Now you can time yourself as you type a response to a relevant paper. Remember to save your work
as you go along
• When finished, save your Word document (exam response) as a PDF
• Check the size of your PDF before submitting your response (40MB or less)
• Upload your exam response in Weblearn
Practise scanning content (if needed)
If you will have a need to submit exam notes, sketches or diagrams, etc. as part of your exam response (and
you cannot copy and paste these into your document), you should also practise scanning such artefacts into a
dummy response. We recommend you use the Microsoft Office Lens app for scanning purposes; the app is
available (for free) via the App Store or Play Store. Please refer to the Quick Reference Guide about scanning in
the Appendices section.
If you need any help whilst using the practice site, please contact the support team via: it.ox.ac.uk/open-book-
exams-help. For queries about your single sign-on, please phone the IT Helpdesk on 01865 612345.
5. Materials for your exams
Materials required for the paper (for example, textbooks or case studies) will either have been provided to you
by the department in advance or will be available as part of the examination paper document.
6. Study for your exams
Your academic team will provide any required specific guidance before your exams. As a general rule, ensure
you revise as you would normally for any exam.

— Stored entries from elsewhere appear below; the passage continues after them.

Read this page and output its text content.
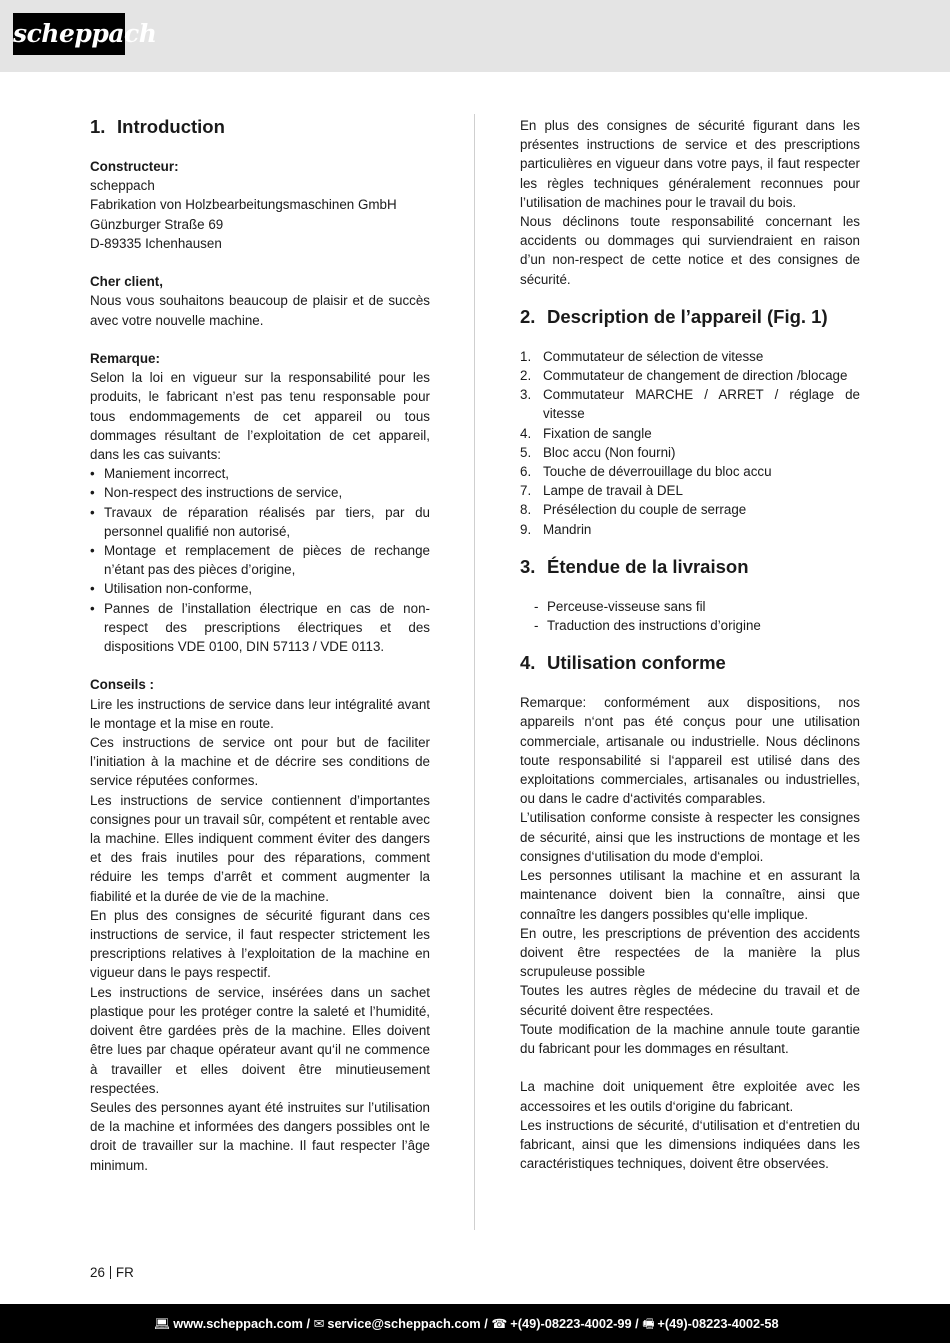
scheppach
1. Introduction

Constructeur:

scheppach

Fabrikation von Holzbearbeitungsmaschinen GmbH

Günzburger Straße 69

D-89335 Ichenhausen

Cher client,

Nous vous souhaitons beaucoup de plaisir et de succès avec votre nouvelle machine.

Remarque:

Selon la loi en vigueur sur la responsabilité pour les produits, le fabricant n’est pas tenu responsable pour tous endommagements de cet appareil ou tous dommages résultant de l’exploitation de cet appareil, dans les cas suivants:

• Maniement incorrect,
• Non-respect des instructions de service,
• Travaux de réparation réalisés par tiers, par du personnel qualifié non autorisé,
• Montage et remplacement de pièces de rechange n’étant pas des pièces d’origine,
• Utilisation non-conforme,
• Pannes de l’installation électrique en cas de non-respect des prescriptions électriques et des dispositions VDE 0100, DIN 57113 / VDE 0113.

Conseils :

Lire les instructions de service dans leur intégralité avant le montage et la mise en route.

Ces instructions de service ont pour but de faciliter l’initiation à la machine et de décrire ses conditions de service réputées conformes.

Les instructions de service contiennent d’importantes consignes pour un travail sûr, compétent et rentable avec la machine. Elles indiquent comment éviter des dangers et des frais inutiles pour des réparations, comment réduire les temps d’arrêt et comment augmenter la fiabilité et la durée de vie de la machine.

En plus des consignes de sécurité figurant dans ces instructions de service, il faut respecter strictement les prescriptions relatives à l’exploitation de la machine en vigueur dans le pays respectif.

Les instructions de service, insérées dans un sachet plastique pour les protéger contre la saleté et l’humidité, doivent être gardées près de la machine. Elles doivent être lues par chaque opérateur avant qu‘il ne commence à travailler et elles doivent être minutieusement respectées.

Seules des personnes ayant été instruites sur l’utilisation de la machine et informées des dangers possibles ont le droit de travailler sur la machine. Il faut respecter l’âge minimum.

En plus des consignes de sécurité figurant dans les présentes instructions de service et des prescriptions particulières en vigueur dans votre pays, il faut respecter les règles techniques généralement reconnues pour l’utilisation de machines pour le travail du bois.

Nous déclinons toute responsabilité concernant les accidents ou dommages qui surviendraient en raison d’un non-respect de cette notice et des consignes de sécurité.

2. Description de l’appareil (Fig. 1)
1. Commutateur de sélection de vitesse
2. Commutateur de changement de direction /blocage
3. Commutateur MARCHE / ARRET / réglage de vitesse
4. Fixation de sangle
5. Bloc accu (Non fourni)
6. Touche de déverrouillage du bloc accu
7. Lampe de travail à DEL
8. Présélection du couple de serrage
9. Mandrin
3. Étendue de la livraison
- Perceuse-visseuse sans fil
- Traduction des instructions d’origine
4. Utilisation conforme

Remarque: conformément aux dispositions, nos appareils n‘ont pas été conçus pour une utilisation commerciale, artisanale ou industrielle. Nous déclinons toute responsabilité si l‘appareil est utilisé dans des exploitations commerciales, artisanales ou industrielles, ou dans le cadre d‘activités comparables.

L’utilisation conforme consiste à respecter les consignes de sécurité, ainsi que les instructions de montage et les consignes d‘utilisation du mode d‘emploi.

Les personnes utilisant la machine et en assurant la maintenance doivent bien la connaître, ainsi que connaître les dangers possibles qu‘elle implique.

En outre, les prescriptions de prévention des accidents doivent être respectées de la manière la plus scrupuleuse possible

Toutes les autres règles de médecine du travail et de sécurité doivent être respectées.

Toute modification de la machine annule toute garantie du fabricant pour les dommages en résultant.

La machine doit uniquement être exploitée avec les accessoires et les outils d‘origine du fabricant.

Les instructions de sécurité, d‘utilisation et d‘entretien du fabricant, ainsi que les dimensions indiquées dans les caractéristiques techniques, doivent être observées.

26 FR
💻︎ www.scheppach.com / ✉︎ service@scheppach.com / ☎︎ +(49)-08223-4002-99 / 🖷︎ +(49)-08223-4002-58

During open-book exams you will have access to your own textbooks, notes, and other resources. Therefore, it
is important to make sure any revision documents or notes clearly identify what is your own work, and what
derives from other sources. In an in-person invigilated exam format, the fact that you had made revision notes
in which you had copied out your source material directly and had not sufficiently paraphrased it would not
have a negative impact on your exam, as your notes would only have been made and used for you to learn and
revise from. However, in an open-book exam, where these notes are available to you for reference, you may
inadvertently end up including verbatim secondary source material within your exam answers, because you
did not check your paraphrasing at the note-taking stage. Make sure you remain aware of this as part of your
preparations for any open-book exam. It is also important that any revision notes or reference documents
developed collaboratively, for example in study groups, clearly identify all of the authors and secondary
sources to which you refer. Your exam answers cannot include any text that is not paraphrased in your own
words or direct quotations which are not attributed and referenced (following the minimal referencing
required for open-book exams).
You should also bear in mind that referring to your own textbooks, notes, and other accessible resources may
not be the best use of your time during your exam timeslot. Instead, do your best to memorise and learn your
notes as you would for any conventional exam.